NASA has successfully launched the first in a series of highly advanced weather satellites on Sunday, that will lead to more accurate and timely forecasts, watches and warnings.

The National Oceanic and Atmospheric Administration’s (NOAA) Geostationary Operational Environmental Satellite-R (GOES-R) lifted off from Florida in the US.

“The launch of GOES-R represents a major step forward in terms of our ability to provide more timely and accurate information that is critical for life-saving weather forecasts and warnings,” said Thomas Zurbuchen, associate administrator for NASA’s Science Mission Directorate in Washington.

After it reaches its final designated orbit in the next two weeks, GOES-R will be renamed GOES-16.

The new satellite will become operational within a year, after undergoing a checkout and validation of its six new instruments, including the first operational lightning mapper in geostationary orbit.

“The next generation of weather satellites is finally here.

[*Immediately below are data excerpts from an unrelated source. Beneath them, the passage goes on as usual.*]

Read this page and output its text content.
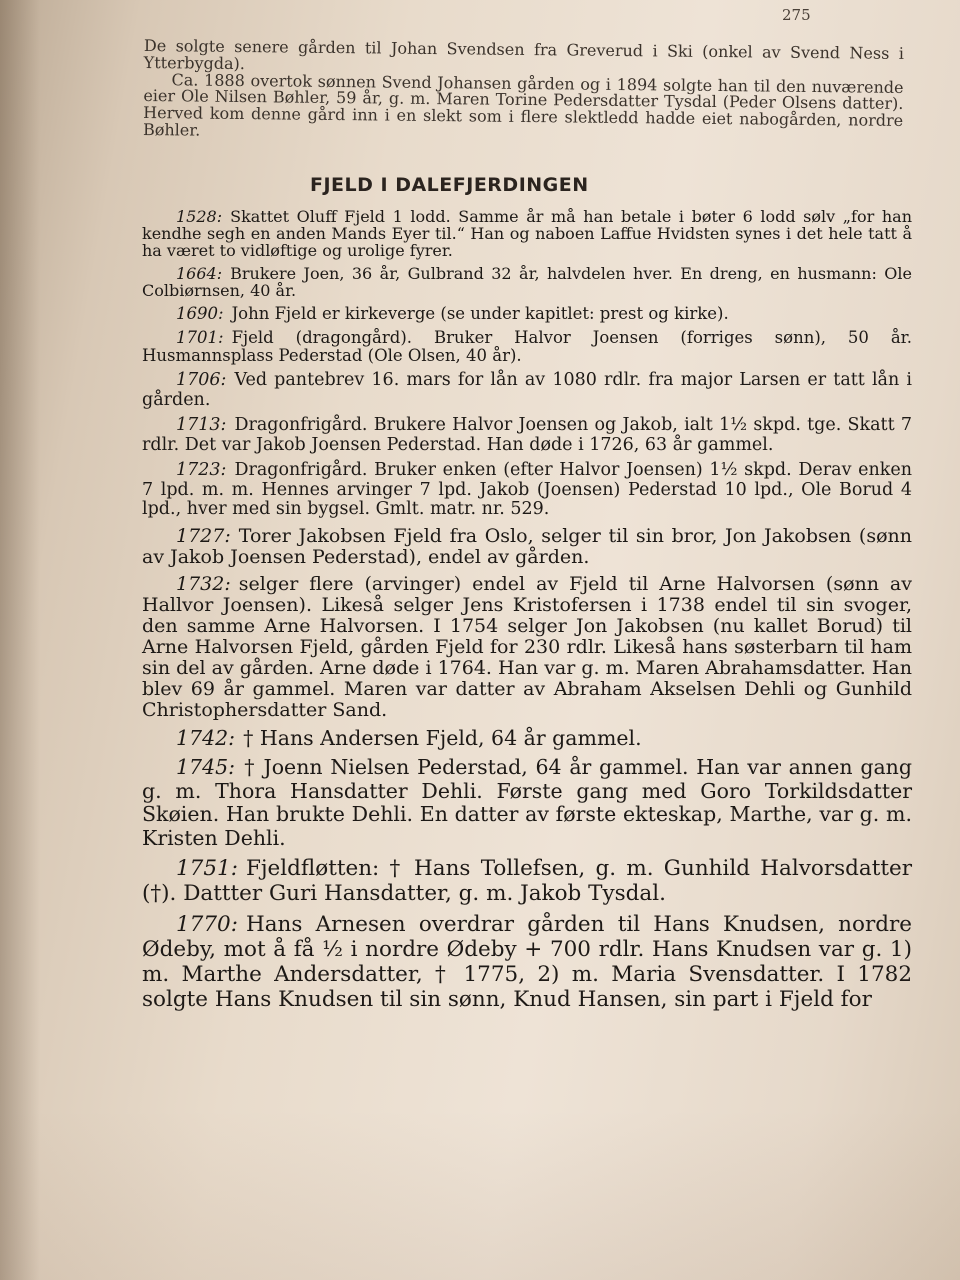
275

De solgte senere gården til Johan Svendsen fra Greverud i Ski (onkel av Svend Ness i Ytterbygda).

Ca. 1888 overtok sønnen Svend Johansen gården og i 1894 solgte han til den nuværende eier Ole Nilsen Bøhler, 59 år, g. m. Maren Torine Pedersdatter Tysdal (Peder Olsens datter). Herved kom denne gård inn i en slekt som i flere slektledd hadde eiet nabogården, nordre Bøhler.

FJELD I DALEFJERDINGEN

1528: Skattet Oluff Fjeld 1 lodd. Samme år må han betale i bøter 6 lodd sølv „for han kendhe segh en anden Mands Eyer til.“ Han og naboen Laffue Hvidsten synes i det hele tatt å ha været to vidløftige og urolige fyrer.

1664: Brukere Joen, 36 år, Gulbrand 32 år, halvdelen hver. En dreng, en husmann: Ole Colbiørnsen, 40 år.

1690: John Fjeld er kirkeverge (se under kapitlet: prest og kirke).

1701: Fjeld (dragongård). Bruker Halvor Joensen (forriges sønn), 50 år. Husmannsplass Pederstad (Ole Olsen, 40 år).

1706: Ved pantebrev 16. mars for lån av 1080 rdlr. fra major Larsen er tatt lån i gården.

1713: Dragonfrigård. Brukere Halvor Joensen og Jakob, ialt 1½ skpd. tge. Skatt 7 rdlr. Det var Jakob Joensen Pederstad. Han døde i 1726, 63 år gammel.

1723: Dragonfrigård. Bruker enken (efter Halvor Joensen) 1½ skpd. Derav enken 7 lpd. m. m. Hennes arvinger 7 lpd. Jakob (Joensen) Pederstad 10 lpd., Ole Borud 4 lpd., hver med sin bygsel. Gmlt. matr. nr. 529.

1727: Torer Jakobsen Fjeld fra Oslo, selger til sin bror, Jon Jakobsen (sønn av Jakob Joensen Pederstad), endel av gården.

1732: selger flere (arvinger) endel av Fjeld til Arne Halvorsen (sønn av Hallvor Joensen). Likeså selger Jens Kristofersen i 1738 endel til sin svoger, den samme Arne Halvorsen. I 1754 selger Jon Jakobsen (nu kallet Borud) til Arne Halvorsen Fjeld, gården Fjeld for 230 rdlr. Likeså hans søsterbarn til ham sin del av gården. Arne døde i 1764. Han var g. m. Maren Abrahamsdatter. Han blev 69 år gammel. Maren var datter av Abraham Akselsen Dehli og Gunhild Christophersdatter Sand.

1742: † Hans Andersen Fjeld, 64 år gammel.

1745: † Joenn Nielsen Pederstad, 64 år gammel. Han var annen gang g. m. Thora Hansdatter Dehli. Første gang med Goro Torkildsdatter Skøien. Han brukte Dehli. En datter av første ekteskap, Marthe, var g. m. Kristen Dehli.

1751: Fjeldfløtten: † Hans Tollefsen, g. m. Gunhild Halvorsdatter (†). Dattter Guri Hansdatter, g. m. Jakob Tysdal.

1770: Hans Arnesen overdrar gården til Hans Knudsen, nordre Ødeby, mot å få ½ i nordre Ødeby + 700 rdlr. Hans Knudsen var g. 1) m. Marthe Andersdatter, † 1775, 2) m. Maria Svensdatter. I 1782 solgte Hans Knudsen til sin sønn, Knud Hansen, sin part i Fjeld for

GOES-R will strengthen NOAA’s ability to issue life-saving forecasts and warnings and make the US an even stronger, more resilient weather-ready nation,” said NOAA Administrator Kathryn Sullivan.

Forecasters will use the lightning mapper to hone in on storms that represent the greatest threats.

The satellite’s primary instrument, the Advanced Baseline Imager, will provide images of Earth’s weather, oceans and environment with 16 different spectral bands, including two visible channels, four near-infrared channels and 10 infrared channels.

Improved space weather sensors on GOES-R will monitor the sun and relay crucial information to forecasters so they can issue space weather alerts and warnings.

In all, data from GOES-R will result in 34 new or improved meteorological, solar and space weather products.

There are four satellites in the GOES-R series: R, S, T and U, which will extend NOAA’s geostationary coverage through 2036.